Bose responded on Friday to a proposed class-action lawsuit filed earlier in the week that accused the headphone giant of secretly collecting and sharing what some of its headphone and speaker users listen to.
Bose said in a statement that it would fight the accusations, which it called “inflammatory” and “misleading.”
“Nothing is more important to us than your trust,” the company wrote. “We work tirelessly to earn and keep it, and have for over 50 years. That’s never changed, and it never will.”
The accusations come from an Illinois man named Kyle Zak and Edelson PC, a Chicago-based law firm that focuses on cases involving consumer technology and privacy. They center on Bose’s Connect app, an optional companion app that can tweak settings for various Bose headphones and Bluetooth speakers, including the often-recommended QuietComfort 35 noise-cancelling headphones.
Zak has accused Bose of using the Connect app to intercept the titles and listening info for every audio file that users listen to, then sharing that info with third parties without users’ permission. Zak claims that this violates the federal Wiretap Act on the grounds that Bose could tie that listening metadata to a product’s serial number and a user’s personal information.
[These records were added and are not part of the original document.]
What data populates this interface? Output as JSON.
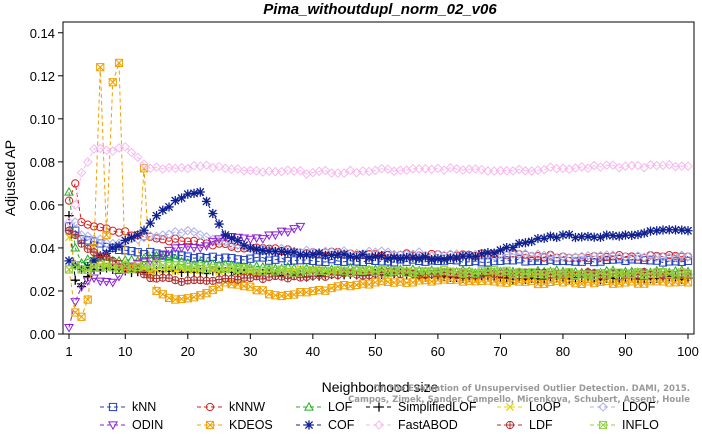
{
  "chart_data": {
    "type": "line",
    "title": "Pima_withoutdupl_norm_02_v06",
    "xlabel": "Neighborhood size",
    "ylabel": "Adjusted AP",
    "xlim": [
      1,
      100
    ],
    "ylim": [
      0,
      0.145
    ],
    "x_ticks": [
      1,
      10,
      20,
      30,
      40,
      50,
      60,
      70,
      80,
      90,
      100
    ],
    "y_ticks": [
      0.0,
      0.02,
      0.04,
      0.06,
      0.08,
      0.1,
      0.12,
      0.14
    ],
    "y_tick_labels": [
      "0.00",
      "0.02",
      "0.04",
      "0.06",
      "0.08",
      "0.10",
      "0.12",
      "0.14"
    ],
    "grid": false,
    "legend_position": "bottom",
    "watermark": [
      "Campos, Zimek, Sander, Campello, Micenkova, Schubert, Assent, Houle",
      "On the Evaluation of Unsupervised Outlier Detection. DAMI, 2015."
    ],
    "series": [
      {
        "name": "kNN",
        "color": "#1f3fbf",
        "marker": "square",
        "dash": "4,3",
        "anchors": [
          [
            1,
            0.05
          ],
          [
            2,
            0.048
          ],
          [
            3,
            0.044
          ],
          [
            5,
            0.043
          ],
          [
            8,
            0.04
          ],
          [
            12,
            0.038
          ],
          [
            20,
            0.036
          ],
          [
            30,
            0.035
          ],
          [
            40,
            0.034
          ],
          [
            50,
            0.034
          ],
          [
            60,
            0.034
          ],
          [
            70,
            0.034
          ],
          [
            80,
            0.034
          ],
          [
            90,
            0.034
          ],
          [
            100,
            0.034
          ]
        ]
      },
      {
        "name": "kNNW",
        "color": "#d62020",
        "marker": "circle",
        "dash": "4,3",
        "anchors": [
          [
            1,
            0.062
          ],
          [
            2,
            0.07
          ],
          [
            3,
            0.052
          ],
          [
            5,
            0.05
          ],
          [
            8,
            0.048
          ],
          [
            12,
            0.046
          ],
          [
            16,
            0.044
          ],
          [
            20,
            0.043
          ],
          [
            30,
            0.04
          ],
          [
            40,
            0.038
          ],
          [
            50,
            0.037
          ],
          [
            60,
            0.037
          ],
          [
            70,
            0.037
          ],
          [
            80,
            0.036
          ],
          [
            90,
            0.036
          ],
          [
            100,
            0.036
          ]
        ]
      },
      {
        "name": "LOF",
        "color": "#20b020",
        "marker": "triangle-up",
        "dash": "4,3",
        "anchors": [
          [
            1,
            0.066
          ],
          [
            2,
            0.04
          ],
          [
            3,
            0.033
          ],
          [
            5,
            0.035
          ],
          [
            8,
            0.034
          ],
          [
            12,
            0.034
          ],
          [
            16,
            0.036
          ],
          [
            20,
            0.033
          ],
          [
            30,
            0.031
          ],
          [
            40,
            0.03
          ],
          [
            50,
            0.03
          ],
          [
            60,
            0.029
          ],
          [
            70,
            0.029
          ],
          [
            80,
            0.029
          ],
          [
            90,
            0.029
          ],
          [
            100,
            0.029
          ]
        ]
      },
      {
        "name": "SimplifiedLOF",
        "color": "#000000",
        "marker": "plus",
        "dash": "4,3",
        "anchors": [
          [
            1,
            0.055
          ],
          [
            2,
            0.025
          ],
          [
            3,
            0.022
          ],
          [
            5,
            0.03
          ],
          [
            8,
            0.03
          ],
          [
            12,
            0.029
          ],
          [
            16,
            0.029
          ],
          [
            20,
            0.029
          ],
          [
            30,
            0.028
          ],
          [
            40,
            0.027
          ],
          [
            50,
            0.028
          ],
          [
            60,
            0.027
          ],
          [
            70,
            0.026
          ],
          [
            80,
            0.026
          ],
          [
            90,
            0.026
          ],
          [
            100,
            0.026
          ]
        ]
      },
      {
        "name": "LoOP",
        "color": "#e8d000",
        "marker": "x",
        "dash": "4,3",
        "anchors": [
          [
            1,
            0.045
          ],
          [
            2,
            0.032
          ],
          [
            3,
            0.03
          ],
          [
            5,
            0.032
          ],
          [
            8,
            0.031
          ],
          [
            12,
            0.03
          ],
          [
            16,
            0.03
          ],
          [
            20,
            0.03
          ],
          [
            30,
            0.029
          ],
          [
            40,
            0.03
          ],
          [
            50,
            0.029
          ],
          [
            60,
            0.029
          ],
          [
            70,
            0.028
          ],
          [
            80,
            0.028
          ],
          [
            90,
            0.028
          ],
          [
            100,
            0.028
          ]
        ]
      },
      {
        "name": "LDOF",
        "color": "#b0b0e8",
        "marker": "diamond",
        "dash": "4,3",
        "anchors": [
          [
            1,
            0.048
          ],
          [
            2,
            0.052
          ],
          [
            3,
            0.046
          ],
          [
            5,
            0.044
          ],
          [
            8,
            0.042
          ],
          [
            12,
            0.044
          ],
          [
            16,
            0.046
          ],
          [
            20,
            0.048
          ],
          [
            24,
            0.044
          ],
          [
            30,
            0.04
          ],
          [
            40,
            0.038
          ],
          [
            50,
            0.038
          ],
          [
            60,
            0.037
          ],
          [
            70,
            0.037
          ],
          [
            80,
            0.036
          ],
          [
            90,
            0.036
          ],
          [
            100,
            0.036
          ]
        ]
      },
      {
        "name": "ODIN",
        "color": "#8a20d6",
        "marker": "triangle-down",
        "dash": "4,3",
        "anchors": [
          [
            1,
            0.003
          ],
          [
            2,
            0.015
          ],
          [
            3,
            0.022
          ],
          [
            5,
            0.026
          ],
          [
            8,
            0.024
          ],
          [
            10,
            0.03
          ],
          [
            14,
            0.034
          ],
          [
            18,
            0.04
          ],
          [
            22,
            0.04
          ],
          [
            26,
            0.045
          ],
          [
            30,
            0.044
          ],
          [
            34,
            0.046
          ],
          [
            38,
            0.05
          ]
        ]
      },
      {
        "name": "KDEOS",
        "color": "#f0a000",
        "marker": "square-x",
        "dash": "4,3",
        "anchors": [
          [
            1,
            0.03
          ],
          [
            2,
            0.01
          ],
          [
            3,
            0.008
          ],
          [
            4,
            0.016
          ],
          [
            5,
            0.04
          ],
          [
            6,
            0.124
          ],
          [
            7,
            0.046
          ],
          [
            8,
            0.117
          ],
          [
            9,
            0.126
          ],
          [
            10,
            0.03
          ],
          [
            12,
            0.032
          ],
          [
            13,
            0.077
          ],
          [
            14,
            0.028
          ],
          [
            15,
            0.02
          ],
          [
            18,
            0.016
          ],
          [
            22,
            0.018
          ],
          [
            26,
            0.024
          ],
          [
            30,
            0.022
          ],
          [
            34,
            0.018
          ],
          [
            40,
            0.02
          ],
          [
            50,
            0.024
          ],
          [
            60,
            0.025
          ],
          [
            70,
            0.024
          ],
          [
            80,
            0.024
          ],
          [
            90,
            0.024
          ],
          [
            100,
            0.024
          ]
        ]
      },
      {
        "name": "COF",
        "color": "#102090",
        "marker": "asterisk",
        "dash": "4,3",
        "anchors": [
          [
            1,
            0.034
          ],
          [
            2,
            0.032
          ],
          [
            3,
            0.03
          ],
          [
            5,
            0.034
          ],
          [
            8,
            0.04
          ],
          [
            12,
            0.046
          ],
          [
            15,
            0.055
          ],
          [
            18,
            0.062
          ],
          [
            20,
            0.065
          ],
          [
            22,
            0.066
          ],
          [
            24,
            0.056
          ],
          [
            26,
            0.046
          ],
          [
            30,
            0.04
          ],
          [
            40,
            0.037
          ],
          [
            50,
            0.036
          ],
          [
            60,
            0.035
          ],
          [
            66,
            0.036
          ],
          [
            70,
            0.039
          ],
          [
            75,
            0.043
          ],
          [
            80,
            0.046
          ],
          [
            85,
            0.045
          ],
          [
            90,
            0.046
          ],
          [
            95,
            0.048
          ],
          [
            100,
            0.048
          ]
        ]
      },
      {
        "name": "FastABOD",
        "color": "#f7b8f0",
        "marker": "diamond",
        "dash": "4,3",
        "anchors": [
          [
            1,
            0.052
          ],
          [
            2,
            0.06
          ],
          [
            3,
            0.075
          ],
          [
            5,
            0.086
          ],
          [
            8,
            0.085
          ],
          [
            10,
            0.087
          ],
          [
            14,
            0.077
          ],
          [
            18,
            0.077
          ],
          [
            22,
            0.078
          ],
          [
            26,
            0.077
          ],
          [
            30,
            0.076
          ],
          [
            40,
            0.075
          ],
          [
            50,
            0.076
          ],
          [
            60,
            0.077
          ],
          [
            70,
            0.076
          ],
          [
            80,
            0.077
          ],
          [
            90,
            0.078
          ],
          [
            100,
            0.078
          ]
        ]
      },
      {
        "name": "LDF",
        "color": "#b03030",
        "marker": "circle-plus",
        "dash": "4,3",
        "anchors": [
          [
            1,
            0.048
          ],
          [
            2,
            0.046
          ],
          [
            3,
            0.042
          ],
          [
            5,
            0.038
          ],
          [
            8,
            0.034
          ],
          [
            12,
            0.03
          ],
          [
            14,
            0.026
          ],
          [
            18,
            0.025
          ],
          [
            22,
            0.025
          ],
          [
            30,
            0.026
          ],
          [
            40,
            0.027
          ],
          [
            50,
            0.028
          ],
          [
            60,
            0.028
          ],
          [
            70,
            0.028
          ],
          [
            80,
            0.028
          ],
          [
            90,
            0.028
          ],
          [
            100,
            0.028
          ]
        ]
      },
      {
        "name": "INFLO",
        "color": "#90d040",
        "marker": "square-x",
        "dash": "4,3",
        "anchors": [
          [
            1,
            0.03
          ],
          [
            2,
            0.032
          ],
          [
            3,
            0.03
          ],
          [
            5,
            0.031
          ],
          [
            8,
            0.031
          ],
          [
            12,
            0.031
          ],
          [
            16,
            0.032
          ],
          [
            20,
            0.031
          ],
          [
            30,
            0.03
          ],
          [
            40,
            0.029
          ],
          [
            50,
            0.029
          ],
          [
            60,
            0.029
          ],
          [
            70,
            0.029
          ],
          [
            80,
            0.028
          ],
          [
            90,
            0.028
          ],
          [
            100,
            0.028
          ]
        ]
      }
    ]
  }
}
Bose’s privacy policies are generally open about sharing “de-identified and aggregated information about [its] customers” with advertisers and other third parties, but the company is adamant that nothing it shares could be used to personally identify its users.
“In the Bose Connect App, we don’t wiretap your communications, we don’t sell your information, and we don’t use anything we collect to identify you — or anyone else — by name,” Bose wrote in the statement. “If there’s anything else we think you should know, you’ll hear it straight from us.”
The complaint is seeking an unspecified amount in financial damages. According to Forbes, Bose — a privately held company — had annual revenues of $3.5 billion in 2015.